Sunday, March 13, 2011

Weird galactic names and the fate of a star

Before we start, check out this link https://spreadsheets.google.com/ccc?hl=en&key=tALs8n-NiKGxCs3_FROKSkg&authkey=CICK0YwN&hl=en#gid=1

which contains explanations of the fate of stars depending on their masses.

What is interesting though is the markscheme way of explaining what happens:

What will get you the marks with questions involving Supernovas
1.) After star leaves the main sequence the fusion of hydrogen stops. The fusion of helium begins and heavier elements are fused in concentric shells around the core
2.) Fusion stops at Iron (Highest BE per nucleon) and the mass exceeds the Chandrasekhar limit.
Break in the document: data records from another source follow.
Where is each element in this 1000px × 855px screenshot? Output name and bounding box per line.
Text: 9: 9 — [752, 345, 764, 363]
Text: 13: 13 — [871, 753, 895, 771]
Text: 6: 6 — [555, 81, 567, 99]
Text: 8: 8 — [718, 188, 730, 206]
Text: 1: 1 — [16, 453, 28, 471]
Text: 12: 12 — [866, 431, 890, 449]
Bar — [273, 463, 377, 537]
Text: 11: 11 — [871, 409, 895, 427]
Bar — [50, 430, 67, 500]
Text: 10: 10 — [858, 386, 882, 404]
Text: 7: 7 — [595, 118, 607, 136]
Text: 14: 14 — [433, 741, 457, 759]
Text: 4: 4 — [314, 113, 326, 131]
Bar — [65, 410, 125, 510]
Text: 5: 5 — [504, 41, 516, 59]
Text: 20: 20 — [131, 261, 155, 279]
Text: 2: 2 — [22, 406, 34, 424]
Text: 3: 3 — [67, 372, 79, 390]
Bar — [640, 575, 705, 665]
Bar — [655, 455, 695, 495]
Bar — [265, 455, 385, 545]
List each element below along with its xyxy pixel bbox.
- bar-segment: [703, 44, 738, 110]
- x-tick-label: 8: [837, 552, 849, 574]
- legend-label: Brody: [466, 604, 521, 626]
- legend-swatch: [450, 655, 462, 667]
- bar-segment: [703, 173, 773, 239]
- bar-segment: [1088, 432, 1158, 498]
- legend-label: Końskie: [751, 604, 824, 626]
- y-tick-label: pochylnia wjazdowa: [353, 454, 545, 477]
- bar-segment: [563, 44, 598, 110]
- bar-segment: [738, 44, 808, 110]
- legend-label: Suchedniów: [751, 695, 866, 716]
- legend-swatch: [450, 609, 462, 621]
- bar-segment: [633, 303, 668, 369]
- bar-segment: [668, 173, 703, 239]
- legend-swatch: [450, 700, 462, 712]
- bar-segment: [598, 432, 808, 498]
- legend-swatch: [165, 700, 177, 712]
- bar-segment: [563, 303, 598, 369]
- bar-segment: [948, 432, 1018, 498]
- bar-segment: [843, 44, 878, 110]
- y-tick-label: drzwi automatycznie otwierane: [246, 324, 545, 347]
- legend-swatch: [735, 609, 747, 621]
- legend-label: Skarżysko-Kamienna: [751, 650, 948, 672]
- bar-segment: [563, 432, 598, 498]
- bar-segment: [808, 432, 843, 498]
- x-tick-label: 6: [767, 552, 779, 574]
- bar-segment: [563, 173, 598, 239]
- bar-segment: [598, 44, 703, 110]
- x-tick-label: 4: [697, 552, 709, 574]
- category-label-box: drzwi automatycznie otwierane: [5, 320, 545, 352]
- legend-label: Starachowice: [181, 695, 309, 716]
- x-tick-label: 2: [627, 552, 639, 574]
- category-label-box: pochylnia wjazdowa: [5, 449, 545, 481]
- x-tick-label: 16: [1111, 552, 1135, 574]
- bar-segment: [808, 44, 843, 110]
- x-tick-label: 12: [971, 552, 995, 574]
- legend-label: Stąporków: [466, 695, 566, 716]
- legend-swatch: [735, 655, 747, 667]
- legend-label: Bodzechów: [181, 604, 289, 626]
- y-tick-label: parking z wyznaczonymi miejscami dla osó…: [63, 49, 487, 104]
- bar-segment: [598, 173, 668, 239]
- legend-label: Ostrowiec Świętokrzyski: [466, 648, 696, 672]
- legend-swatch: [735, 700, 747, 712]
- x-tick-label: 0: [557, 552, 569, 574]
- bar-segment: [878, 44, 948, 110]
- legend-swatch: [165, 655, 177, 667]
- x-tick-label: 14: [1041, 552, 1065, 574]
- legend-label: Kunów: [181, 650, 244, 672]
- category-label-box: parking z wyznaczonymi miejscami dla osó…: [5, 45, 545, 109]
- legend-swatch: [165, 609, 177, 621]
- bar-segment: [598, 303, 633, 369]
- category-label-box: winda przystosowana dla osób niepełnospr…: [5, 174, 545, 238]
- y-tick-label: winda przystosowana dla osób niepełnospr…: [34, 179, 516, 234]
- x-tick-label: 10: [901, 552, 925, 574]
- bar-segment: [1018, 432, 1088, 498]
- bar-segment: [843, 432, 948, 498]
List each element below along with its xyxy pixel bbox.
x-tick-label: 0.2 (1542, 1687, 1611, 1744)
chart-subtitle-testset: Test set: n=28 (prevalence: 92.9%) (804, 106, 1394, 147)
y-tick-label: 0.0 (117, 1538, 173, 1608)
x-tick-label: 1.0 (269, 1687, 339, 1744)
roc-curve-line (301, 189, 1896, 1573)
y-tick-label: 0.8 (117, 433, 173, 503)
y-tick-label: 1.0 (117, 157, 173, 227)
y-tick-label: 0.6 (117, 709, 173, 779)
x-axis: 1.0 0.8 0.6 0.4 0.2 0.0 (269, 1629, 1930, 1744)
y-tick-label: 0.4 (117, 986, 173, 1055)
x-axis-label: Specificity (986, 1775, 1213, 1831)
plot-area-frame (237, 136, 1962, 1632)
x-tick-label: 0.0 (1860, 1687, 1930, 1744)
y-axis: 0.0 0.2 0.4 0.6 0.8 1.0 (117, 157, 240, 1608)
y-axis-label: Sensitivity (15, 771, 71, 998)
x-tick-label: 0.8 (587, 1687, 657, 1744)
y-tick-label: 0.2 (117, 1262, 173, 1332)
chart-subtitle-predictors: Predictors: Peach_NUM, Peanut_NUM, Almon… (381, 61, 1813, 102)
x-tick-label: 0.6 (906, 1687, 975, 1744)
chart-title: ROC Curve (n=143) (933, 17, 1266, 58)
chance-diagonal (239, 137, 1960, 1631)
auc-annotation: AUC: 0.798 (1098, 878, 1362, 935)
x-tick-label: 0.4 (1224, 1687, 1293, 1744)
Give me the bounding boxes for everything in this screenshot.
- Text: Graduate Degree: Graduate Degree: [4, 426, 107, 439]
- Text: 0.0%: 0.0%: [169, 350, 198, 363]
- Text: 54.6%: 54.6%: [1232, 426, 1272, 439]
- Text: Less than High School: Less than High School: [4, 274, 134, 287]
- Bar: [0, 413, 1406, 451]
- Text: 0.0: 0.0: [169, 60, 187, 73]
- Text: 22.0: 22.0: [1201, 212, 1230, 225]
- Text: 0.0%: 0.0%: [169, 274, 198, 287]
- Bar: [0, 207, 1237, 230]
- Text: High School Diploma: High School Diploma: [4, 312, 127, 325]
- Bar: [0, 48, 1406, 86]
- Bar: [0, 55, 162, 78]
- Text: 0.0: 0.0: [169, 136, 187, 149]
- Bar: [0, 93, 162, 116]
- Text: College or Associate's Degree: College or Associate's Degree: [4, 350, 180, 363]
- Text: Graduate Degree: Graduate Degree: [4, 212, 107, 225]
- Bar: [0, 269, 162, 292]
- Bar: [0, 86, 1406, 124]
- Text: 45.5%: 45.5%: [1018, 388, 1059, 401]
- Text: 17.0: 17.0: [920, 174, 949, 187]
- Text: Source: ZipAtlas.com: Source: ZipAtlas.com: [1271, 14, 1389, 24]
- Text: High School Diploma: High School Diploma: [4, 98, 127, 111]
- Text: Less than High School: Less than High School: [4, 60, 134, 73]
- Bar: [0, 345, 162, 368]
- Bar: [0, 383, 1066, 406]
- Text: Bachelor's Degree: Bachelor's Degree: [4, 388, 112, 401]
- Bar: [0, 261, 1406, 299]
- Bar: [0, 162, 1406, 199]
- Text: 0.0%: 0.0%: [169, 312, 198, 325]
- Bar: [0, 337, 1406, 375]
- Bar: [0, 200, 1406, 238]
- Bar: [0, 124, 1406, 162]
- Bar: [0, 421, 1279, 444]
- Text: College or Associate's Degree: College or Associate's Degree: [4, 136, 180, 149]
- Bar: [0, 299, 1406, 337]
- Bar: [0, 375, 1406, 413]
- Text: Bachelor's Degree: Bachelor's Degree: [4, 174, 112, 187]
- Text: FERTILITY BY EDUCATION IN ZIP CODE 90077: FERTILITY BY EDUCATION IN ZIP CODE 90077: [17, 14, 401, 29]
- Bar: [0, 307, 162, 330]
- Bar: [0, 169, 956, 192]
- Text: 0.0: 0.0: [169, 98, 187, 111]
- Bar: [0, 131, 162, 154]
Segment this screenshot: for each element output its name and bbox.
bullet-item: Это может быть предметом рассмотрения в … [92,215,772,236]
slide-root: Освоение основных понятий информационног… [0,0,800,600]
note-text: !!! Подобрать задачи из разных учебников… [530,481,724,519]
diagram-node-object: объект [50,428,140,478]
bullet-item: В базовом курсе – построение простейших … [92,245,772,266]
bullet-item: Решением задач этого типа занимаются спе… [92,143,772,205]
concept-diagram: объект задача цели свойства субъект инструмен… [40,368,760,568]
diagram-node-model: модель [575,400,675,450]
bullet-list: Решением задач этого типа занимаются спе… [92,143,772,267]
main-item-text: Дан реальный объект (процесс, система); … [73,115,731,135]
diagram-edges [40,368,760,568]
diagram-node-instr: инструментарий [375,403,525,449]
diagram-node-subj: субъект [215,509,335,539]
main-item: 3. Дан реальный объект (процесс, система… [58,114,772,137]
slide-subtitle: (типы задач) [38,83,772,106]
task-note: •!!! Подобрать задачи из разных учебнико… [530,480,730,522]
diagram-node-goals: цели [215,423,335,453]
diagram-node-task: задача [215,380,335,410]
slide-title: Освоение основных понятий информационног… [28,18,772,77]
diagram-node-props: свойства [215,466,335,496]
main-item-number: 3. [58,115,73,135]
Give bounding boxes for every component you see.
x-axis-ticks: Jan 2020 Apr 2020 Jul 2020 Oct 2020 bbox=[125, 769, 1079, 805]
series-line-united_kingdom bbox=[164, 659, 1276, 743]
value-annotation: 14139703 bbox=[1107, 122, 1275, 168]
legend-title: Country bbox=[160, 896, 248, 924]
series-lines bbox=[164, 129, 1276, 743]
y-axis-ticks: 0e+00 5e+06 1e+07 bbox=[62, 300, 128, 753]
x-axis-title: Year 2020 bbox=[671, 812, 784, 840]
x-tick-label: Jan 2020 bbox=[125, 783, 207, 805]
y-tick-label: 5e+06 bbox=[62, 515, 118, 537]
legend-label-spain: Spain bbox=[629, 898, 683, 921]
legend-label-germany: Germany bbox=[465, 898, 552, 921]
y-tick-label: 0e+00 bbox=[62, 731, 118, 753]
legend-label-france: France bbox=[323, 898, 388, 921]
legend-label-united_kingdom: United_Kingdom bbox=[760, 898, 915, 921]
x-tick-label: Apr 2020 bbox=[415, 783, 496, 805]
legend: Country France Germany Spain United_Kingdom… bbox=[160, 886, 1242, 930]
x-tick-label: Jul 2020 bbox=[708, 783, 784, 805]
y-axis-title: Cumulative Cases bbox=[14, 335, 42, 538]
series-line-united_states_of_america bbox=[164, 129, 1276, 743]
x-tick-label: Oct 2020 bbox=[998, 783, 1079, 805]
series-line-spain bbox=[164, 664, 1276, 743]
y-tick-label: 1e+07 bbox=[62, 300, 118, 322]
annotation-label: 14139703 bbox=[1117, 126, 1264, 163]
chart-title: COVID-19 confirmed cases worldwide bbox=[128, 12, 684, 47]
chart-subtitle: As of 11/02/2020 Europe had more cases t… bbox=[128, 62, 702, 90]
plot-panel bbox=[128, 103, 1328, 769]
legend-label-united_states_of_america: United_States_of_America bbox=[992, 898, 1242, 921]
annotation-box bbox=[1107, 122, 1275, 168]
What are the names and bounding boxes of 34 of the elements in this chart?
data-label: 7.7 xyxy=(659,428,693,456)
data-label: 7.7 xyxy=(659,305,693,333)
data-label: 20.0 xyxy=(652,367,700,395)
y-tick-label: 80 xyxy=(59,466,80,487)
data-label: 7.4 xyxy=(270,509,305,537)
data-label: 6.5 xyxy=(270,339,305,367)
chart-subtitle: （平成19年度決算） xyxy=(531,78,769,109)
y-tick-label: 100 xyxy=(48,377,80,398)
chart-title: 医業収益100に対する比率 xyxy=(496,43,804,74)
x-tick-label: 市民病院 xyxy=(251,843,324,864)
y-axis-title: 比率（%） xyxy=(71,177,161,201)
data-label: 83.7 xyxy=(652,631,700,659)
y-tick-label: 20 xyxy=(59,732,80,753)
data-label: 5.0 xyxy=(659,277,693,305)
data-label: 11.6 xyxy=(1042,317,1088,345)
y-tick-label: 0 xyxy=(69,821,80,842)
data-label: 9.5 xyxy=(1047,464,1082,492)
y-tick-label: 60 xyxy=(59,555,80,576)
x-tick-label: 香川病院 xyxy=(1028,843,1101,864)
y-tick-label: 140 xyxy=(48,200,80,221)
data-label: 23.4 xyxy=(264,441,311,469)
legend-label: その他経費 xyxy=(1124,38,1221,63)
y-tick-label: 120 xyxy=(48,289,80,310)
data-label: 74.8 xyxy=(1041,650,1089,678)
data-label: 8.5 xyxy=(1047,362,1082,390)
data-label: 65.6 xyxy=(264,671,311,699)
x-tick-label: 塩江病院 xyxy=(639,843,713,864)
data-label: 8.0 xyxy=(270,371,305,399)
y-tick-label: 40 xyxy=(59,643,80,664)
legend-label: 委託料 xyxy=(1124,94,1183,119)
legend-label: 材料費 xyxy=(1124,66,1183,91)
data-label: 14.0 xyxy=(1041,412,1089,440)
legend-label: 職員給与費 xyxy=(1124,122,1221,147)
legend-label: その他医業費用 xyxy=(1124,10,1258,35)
Therefore it does not form a white dwarf but instead...
3.) Forms a supernova
4.) The core then collapses into a neutron star


Some Astro-Boy definitions

1.) Chadrasekhar Limit = mass after which a white dwarf does not form. Equivalent to 1.4 solar masses.
(The heavy mass causes the star collapse into itself to form a neutron star)

2.) Openheimer-Volkoff Limit = a neutron star is stable up to this mass which is equivalent to 3 solar masses, beyond this point and it forms a blackhole.